# date coding on 1970 gto rear bumpers



## goat guy (Feb 28, 2010)

I bought my 1970 GTO Judge 14 years ago. I only taken it to local car shows all these years until last year. We took the car to Dayton and entered the car in concourse. One of the item we had points deducted for was the rear bumper. We were told the bumper was from a 1972 GTO because there was no date code stamped into it. Since i bought the car so many years ago could the bumper be a service replacment. I don't believe the had reproductions that long ago.


----------



## Rukee (Feb 8, 2007)

maybe the `70 bumper had the date code and the `72 did not?


----------



## Bobbyg (Jul 22, 2009)

where is the code located?
I'll see if mine has one.


----------



## goat guy (Feb 28, 2010)

The date code is on the left side under license plate. Stamped with when the bumper was made.


----------



## Bobbyg (Jul 22, 2009)

Mine has "2A22J" stamped there. Don't know how to read this code. Maybe someone else can help in that respect.

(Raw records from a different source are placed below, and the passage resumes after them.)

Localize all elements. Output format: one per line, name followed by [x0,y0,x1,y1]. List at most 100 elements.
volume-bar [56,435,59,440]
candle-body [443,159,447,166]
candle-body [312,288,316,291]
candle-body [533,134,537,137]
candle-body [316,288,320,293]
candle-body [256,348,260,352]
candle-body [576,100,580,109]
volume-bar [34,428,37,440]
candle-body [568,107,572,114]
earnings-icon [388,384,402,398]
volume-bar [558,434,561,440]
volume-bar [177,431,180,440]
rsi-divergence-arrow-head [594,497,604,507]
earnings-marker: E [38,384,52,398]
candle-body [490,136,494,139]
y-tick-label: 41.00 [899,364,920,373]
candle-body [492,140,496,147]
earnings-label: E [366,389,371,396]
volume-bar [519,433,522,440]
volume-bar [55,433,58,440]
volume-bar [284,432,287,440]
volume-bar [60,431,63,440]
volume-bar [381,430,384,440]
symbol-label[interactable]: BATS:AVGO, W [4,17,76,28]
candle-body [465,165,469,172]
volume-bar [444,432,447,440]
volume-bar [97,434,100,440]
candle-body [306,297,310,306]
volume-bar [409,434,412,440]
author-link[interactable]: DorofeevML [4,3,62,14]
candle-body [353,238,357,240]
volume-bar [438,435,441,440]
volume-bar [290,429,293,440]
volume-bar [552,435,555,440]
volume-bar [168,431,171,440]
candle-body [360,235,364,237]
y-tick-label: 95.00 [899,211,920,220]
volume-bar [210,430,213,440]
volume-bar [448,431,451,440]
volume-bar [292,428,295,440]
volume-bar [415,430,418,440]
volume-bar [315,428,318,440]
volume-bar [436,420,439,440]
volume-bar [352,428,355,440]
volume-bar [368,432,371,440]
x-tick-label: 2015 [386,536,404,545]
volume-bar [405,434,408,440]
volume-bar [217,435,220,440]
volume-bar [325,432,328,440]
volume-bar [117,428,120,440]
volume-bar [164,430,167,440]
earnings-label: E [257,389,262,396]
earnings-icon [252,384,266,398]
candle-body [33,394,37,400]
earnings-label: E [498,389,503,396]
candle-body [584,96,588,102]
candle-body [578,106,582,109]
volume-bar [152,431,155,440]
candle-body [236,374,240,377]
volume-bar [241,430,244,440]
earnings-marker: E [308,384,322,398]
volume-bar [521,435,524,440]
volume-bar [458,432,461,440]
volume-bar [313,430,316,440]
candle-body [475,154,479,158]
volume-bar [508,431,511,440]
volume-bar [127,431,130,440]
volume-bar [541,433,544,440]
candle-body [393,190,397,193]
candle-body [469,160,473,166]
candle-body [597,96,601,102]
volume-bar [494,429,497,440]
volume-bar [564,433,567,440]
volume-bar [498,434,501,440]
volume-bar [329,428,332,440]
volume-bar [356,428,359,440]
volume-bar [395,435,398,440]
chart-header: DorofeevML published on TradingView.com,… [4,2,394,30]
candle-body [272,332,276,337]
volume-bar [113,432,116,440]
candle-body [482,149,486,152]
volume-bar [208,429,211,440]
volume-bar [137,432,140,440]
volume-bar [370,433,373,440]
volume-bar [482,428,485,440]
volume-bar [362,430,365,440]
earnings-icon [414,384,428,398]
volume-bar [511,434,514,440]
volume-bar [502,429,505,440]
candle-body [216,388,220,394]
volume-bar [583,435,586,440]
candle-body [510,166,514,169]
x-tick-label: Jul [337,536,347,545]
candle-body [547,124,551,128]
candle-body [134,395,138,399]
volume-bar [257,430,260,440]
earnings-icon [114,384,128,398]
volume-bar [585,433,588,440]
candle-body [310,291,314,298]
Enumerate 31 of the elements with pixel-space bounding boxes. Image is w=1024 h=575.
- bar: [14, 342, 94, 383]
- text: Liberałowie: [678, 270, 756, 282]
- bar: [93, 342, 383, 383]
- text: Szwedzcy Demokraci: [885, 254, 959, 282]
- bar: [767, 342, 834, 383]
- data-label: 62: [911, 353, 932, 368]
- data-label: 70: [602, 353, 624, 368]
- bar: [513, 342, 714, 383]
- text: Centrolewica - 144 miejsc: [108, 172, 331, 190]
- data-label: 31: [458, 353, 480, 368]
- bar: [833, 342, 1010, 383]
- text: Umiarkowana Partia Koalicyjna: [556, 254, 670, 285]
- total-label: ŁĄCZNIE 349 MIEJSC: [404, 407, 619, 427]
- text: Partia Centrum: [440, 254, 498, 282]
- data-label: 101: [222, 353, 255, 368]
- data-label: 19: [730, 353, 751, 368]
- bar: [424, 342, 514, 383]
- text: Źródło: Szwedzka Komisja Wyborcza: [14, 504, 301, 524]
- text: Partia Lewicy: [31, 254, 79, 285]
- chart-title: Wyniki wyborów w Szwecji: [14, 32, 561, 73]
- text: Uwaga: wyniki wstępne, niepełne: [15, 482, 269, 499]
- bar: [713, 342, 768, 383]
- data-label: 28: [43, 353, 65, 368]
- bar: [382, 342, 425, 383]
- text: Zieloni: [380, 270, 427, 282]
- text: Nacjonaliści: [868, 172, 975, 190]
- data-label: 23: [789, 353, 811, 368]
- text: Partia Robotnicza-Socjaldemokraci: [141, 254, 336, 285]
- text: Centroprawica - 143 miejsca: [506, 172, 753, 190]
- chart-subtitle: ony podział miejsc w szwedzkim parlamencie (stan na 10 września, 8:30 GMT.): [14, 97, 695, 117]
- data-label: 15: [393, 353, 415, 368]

Looks like it was stamped before chroming.

I believe this is the original as it still has the AAA stickers over the rust holes


----------



## goat guy (Feb 28, 2010)

I'm not sure how to read the codes myself. But it has to do with month,day and year. But what I'm try to find out is if my bumper is new OEM or a reproduction. Because I don't think that the reproduction bumper go back 14 years.


----------



## Unclesams (Jun 5, 2009)

Mine on my 69 has some numbers and when I rechromed it in 1985 it had the same numbers on it when it came back. How interesting. However it is one of the reasons I don't participate in that nonsense. I watched some judge use a micrometer to measure the amount of undercoating the cars had. I suppose the build specs called for a certain amount, but I would love to see the assembly line worker who did it uniformly.

A car is only original once. There are not many the same way they came off the showroom floor at this stage. Some of the judging is beyond reason in that regards. But who am I to "judge?"


----------



## Rukee (Feb 8, 2007)

The Judges around here don't know what they are looking at.
The one show I was at I was in the stock class and (I still can't believe this and get teased about with friends) got beat out by a mid `90s Bonneville with at least 20 pieces of aftermarket chrome stuck under the hood and a polished stainless coffee CAN muffler with a mirror under it. I was like....WTF?!?


----------



## goat guy (Feb 28, 2010)

I only found out about the date coding because my wife handled the registration for the show in Dayton. Being our first big show she made the mistake of entering use in Concourse. Boy do they pick it apart. But it gave me a guide line to follow.PS bear with me I'm new at the forum scene.


----------